Any prospective teacher that failed a skills test to take up teacher training is to be offered compensation by the Department for Education because there was an error in the marking.
It’s believed that hundreds of potential candidates failed the test and the marking error had been in place for at least 10 years.
Nick Gibb, the schools’ minister, says the error in the QTS literary skills test led to hundreds of candidates failing.
The DfE says that between September 2017 and November 2018, more than 200 candidates failed the skills test when they should have passed it.
However, 150 of those candidates later resat and passed the test.
Before a prospective teacher begins their initial teacher training, they must pass the relevant skills test in literacy and numeracy.
Expenses incurred when they retook the skills test
Mr Gibb says that the DfE will now do its utmost in contacting those affected by the error and offer them a compensation payment to cover any expenses incurred when they retook the skills test.

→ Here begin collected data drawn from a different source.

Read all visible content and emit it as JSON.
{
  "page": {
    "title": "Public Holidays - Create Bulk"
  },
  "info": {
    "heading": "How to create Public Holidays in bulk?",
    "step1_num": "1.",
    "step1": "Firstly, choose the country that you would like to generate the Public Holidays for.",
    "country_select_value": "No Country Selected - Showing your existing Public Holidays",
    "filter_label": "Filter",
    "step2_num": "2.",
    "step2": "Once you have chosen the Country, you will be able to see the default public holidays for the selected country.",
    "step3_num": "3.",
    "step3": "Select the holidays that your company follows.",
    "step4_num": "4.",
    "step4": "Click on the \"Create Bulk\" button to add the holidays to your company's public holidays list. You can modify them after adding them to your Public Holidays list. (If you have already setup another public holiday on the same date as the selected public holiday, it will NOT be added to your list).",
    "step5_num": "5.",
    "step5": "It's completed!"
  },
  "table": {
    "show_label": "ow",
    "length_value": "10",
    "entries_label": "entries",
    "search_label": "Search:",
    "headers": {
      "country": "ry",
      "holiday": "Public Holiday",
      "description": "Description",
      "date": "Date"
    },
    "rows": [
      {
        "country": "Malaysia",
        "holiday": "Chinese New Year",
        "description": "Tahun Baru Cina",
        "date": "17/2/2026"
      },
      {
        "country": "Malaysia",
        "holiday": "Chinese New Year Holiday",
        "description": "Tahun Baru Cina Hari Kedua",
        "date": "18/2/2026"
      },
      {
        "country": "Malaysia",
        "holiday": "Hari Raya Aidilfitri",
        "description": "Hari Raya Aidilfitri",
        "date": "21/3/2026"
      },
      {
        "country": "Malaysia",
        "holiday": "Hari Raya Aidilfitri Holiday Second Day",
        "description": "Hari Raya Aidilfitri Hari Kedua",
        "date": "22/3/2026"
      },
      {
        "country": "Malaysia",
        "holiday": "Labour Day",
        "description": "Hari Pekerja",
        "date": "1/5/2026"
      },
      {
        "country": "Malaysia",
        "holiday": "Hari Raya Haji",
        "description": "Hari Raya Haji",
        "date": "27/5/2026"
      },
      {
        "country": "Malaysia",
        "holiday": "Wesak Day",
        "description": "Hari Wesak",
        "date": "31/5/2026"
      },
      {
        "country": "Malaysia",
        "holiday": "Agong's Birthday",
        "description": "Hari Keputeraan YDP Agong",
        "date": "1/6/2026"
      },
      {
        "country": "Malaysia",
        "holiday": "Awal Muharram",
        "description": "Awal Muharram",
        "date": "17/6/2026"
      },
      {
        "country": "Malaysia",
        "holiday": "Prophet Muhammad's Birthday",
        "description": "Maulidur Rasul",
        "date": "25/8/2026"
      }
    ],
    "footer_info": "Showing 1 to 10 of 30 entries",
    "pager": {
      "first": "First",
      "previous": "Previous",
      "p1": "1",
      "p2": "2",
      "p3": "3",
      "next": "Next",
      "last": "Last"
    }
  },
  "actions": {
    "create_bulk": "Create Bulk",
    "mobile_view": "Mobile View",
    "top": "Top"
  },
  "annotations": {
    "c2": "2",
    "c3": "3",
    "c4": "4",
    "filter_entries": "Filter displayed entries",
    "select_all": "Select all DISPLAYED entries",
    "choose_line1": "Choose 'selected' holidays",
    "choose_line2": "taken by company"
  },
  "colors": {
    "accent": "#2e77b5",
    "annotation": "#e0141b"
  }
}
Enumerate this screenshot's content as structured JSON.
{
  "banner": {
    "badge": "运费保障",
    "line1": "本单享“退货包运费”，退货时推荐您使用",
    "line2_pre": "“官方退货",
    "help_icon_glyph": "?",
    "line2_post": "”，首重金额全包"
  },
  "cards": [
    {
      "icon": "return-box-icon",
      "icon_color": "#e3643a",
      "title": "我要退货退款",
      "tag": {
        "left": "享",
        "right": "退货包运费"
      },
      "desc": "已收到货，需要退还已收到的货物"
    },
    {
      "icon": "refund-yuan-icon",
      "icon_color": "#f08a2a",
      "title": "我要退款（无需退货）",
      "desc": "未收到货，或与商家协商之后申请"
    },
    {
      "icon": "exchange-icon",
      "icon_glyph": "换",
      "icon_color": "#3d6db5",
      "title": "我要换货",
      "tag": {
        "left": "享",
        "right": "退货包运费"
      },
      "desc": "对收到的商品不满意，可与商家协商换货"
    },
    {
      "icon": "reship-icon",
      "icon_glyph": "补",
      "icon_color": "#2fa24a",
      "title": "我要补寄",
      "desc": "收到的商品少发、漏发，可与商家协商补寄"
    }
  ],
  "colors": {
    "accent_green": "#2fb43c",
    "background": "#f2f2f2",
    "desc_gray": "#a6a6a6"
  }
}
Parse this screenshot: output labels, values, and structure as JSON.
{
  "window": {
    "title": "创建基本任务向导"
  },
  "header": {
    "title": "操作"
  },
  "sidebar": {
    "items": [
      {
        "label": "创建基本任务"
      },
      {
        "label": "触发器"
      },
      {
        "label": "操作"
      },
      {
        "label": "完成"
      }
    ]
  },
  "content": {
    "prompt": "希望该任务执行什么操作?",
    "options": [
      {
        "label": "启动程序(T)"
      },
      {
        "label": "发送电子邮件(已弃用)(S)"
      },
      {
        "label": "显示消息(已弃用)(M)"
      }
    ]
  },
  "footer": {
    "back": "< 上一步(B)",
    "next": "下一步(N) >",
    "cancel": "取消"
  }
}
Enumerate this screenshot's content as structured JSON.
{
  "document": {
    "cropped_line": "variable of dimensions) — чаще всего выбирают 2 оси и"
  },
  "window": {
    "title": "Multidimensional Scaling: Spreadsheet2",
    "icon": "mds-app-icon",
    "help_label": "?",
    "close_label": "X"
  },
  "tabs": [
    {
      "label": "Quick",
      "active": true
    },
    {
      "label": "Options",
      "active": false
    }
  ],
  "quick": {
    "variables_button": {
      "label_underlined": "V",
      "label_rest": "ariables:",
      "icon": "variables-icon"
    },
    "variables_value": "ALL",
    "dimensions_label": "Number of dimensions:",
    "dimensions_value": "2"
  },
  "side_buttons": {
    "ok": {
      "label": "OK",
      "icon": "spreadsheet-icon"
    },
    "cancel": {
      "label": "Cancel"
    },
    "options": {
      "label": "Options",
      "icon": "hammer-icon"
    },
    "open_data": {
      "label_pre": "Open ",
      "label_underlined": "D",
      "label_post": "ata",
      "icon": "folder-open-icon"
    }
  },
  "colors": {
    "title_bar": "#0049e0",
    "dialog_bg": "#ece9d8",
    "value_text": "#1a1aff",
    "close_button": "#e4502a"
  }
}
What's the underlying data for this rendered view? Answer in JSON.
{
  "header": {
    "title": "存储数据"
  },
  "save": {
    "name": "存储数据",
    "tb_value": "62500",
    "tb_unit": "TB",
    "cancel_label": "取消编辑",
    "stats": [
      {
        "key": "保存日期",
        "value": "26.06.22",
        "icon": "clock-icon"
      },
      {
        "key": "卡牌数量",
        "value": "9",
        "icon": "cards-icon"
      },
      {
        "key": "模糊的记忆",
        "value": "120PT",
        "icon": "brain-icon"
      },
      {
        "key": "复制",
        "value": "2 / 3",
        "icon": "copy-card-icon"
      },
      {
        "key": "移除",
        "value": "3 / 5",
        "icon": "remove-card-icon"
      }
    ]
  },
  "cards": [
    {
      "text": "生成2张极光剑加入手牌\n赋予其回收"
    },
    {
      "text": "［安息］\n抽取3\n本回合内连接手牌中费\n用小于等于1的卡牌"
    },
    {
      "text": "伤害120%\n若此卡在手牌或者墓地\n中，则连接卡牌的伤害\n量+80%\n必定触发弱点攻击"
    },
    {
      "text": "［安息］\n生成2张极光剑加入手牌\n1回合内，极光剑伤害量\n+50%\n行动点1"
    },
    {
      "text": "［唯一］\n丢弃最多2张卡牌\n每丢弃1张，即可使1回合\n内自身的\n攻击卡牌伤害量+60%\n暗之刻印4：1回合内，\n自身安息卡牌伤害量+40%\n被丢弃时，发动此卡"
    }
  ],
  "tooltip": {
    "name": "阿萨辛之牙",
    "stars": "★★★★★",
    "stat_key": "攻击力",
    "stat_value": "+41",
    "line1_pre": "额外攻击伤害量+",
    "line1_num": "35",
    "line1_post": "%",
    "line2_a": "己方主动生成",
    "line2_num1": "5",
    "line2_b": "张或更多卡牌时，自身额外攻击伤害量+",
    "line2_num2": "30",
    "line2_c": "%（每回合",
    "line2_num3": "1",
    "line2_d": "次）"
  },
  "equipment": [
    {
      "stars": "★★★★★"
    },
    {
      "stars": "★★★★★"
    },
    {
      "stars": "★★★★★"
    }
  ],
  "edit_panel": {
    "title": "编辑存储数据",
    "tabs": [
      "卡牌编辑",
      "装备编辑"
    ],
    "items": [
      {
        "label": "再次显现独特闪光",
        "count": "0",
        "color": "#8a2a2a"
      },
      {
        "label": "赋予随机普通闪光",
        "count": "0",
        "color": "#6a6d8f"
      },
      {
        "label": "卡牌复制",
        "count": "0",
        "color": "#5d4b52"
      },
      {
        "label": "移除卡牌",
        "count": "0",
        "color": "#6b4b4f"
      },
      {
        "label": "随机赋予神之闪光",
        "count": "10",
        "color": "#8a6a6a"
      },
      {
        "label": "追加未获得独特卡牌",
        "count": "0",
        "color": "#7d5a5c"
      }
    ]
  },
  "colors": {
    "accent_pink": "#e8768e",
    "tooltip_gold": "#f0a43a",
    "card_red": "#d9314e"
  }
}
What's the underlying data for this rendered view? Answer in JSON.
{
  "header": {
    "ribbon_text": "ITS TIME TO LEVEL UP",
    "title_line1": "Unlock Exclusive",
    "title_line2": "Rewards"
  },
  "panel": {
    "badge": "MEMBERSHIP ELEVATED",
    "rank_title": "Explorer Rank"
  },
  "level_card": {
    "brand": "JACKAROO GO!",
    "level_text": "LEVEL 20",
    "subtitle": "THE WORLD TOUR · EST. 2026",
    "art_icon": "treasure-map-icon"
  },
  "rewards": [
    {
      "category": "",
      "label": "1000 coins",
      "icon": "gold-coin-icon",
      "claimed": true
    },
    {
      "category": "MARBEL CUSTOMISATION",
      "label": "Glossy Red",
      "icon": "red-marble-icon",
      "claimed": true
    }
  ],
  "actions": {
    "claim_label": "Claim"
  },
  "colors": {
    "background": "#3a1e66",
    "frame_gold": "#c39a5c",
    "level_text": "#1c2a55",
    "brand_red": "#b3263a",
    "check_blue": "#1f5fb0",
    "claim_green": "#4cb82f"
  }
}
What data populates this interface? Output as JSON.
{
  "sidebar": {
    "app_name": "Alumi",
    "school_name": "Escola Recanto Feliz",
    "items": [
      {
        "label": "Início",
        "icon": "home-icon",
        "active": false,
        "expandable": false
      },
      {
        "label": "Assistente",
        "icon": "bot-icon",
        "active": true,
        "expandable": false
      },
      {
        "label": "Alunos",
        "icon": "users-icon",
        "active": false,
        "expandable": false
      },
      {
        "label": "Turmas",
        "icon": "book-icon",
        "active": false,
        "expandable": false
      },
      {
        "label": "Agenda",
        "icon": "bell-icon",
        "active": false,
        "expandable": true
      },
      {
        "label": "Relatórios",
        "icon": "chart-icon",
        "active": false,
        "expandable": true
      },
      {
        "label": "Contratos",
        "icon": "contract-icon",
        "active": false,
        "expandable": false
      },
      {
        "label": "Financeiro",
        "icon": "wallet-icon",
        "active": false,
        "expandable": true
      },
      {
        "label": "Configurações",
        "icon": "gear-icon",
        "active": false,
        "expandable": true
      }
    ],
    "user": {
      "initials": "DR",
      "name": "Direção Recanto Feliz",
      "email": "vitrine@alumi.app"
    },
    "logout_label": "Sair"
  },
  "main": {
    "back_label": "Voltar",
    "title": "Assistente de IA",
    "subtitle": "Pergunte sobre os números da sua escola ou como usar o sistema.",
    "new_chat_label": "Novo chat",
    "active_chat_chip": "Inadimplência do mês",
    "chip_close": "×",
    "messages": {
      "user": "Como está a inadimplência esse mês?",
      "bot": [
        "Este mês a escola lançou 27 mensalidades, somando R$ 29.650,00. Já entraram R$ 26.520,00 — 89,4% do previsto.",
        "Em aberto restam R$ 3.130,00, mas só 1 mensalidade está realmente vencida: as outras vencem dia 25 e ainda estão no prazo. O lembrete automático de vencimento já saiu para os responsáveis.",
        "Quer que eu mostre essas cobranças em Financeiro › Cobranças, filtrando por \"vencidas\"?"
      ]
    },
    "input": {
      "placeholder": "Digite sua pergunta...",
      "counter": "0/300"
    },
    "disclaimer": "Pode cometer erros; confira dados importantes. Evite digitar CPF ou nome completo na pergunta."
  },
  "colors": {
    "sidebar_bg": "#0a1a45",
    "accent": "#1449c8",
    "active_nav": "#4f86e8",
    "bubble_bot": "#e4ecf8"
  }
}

He added: “It’s regrettable that the error prevented candidates from progressing an application to teacher training. We are taking swift action to ensure those affected are being supported to help progress an application.”
The Standards and Testing Agency (STA) designed the skills tests and undertook a recent review of marking schemes to reveal the error.
Mr Gibb says that once the error was realised, the test was taken out of use immediately.
He added: “The STA has assured me there are no remaining marking errors and the scheme will be quality assured regularly to prevent further errors.”
Removed the test’s ‘lockout policy’
The government last year removed the test’s ‘lockout policy’ which would prevent a candidate who had failed the test three times in a row from taking part again for two years.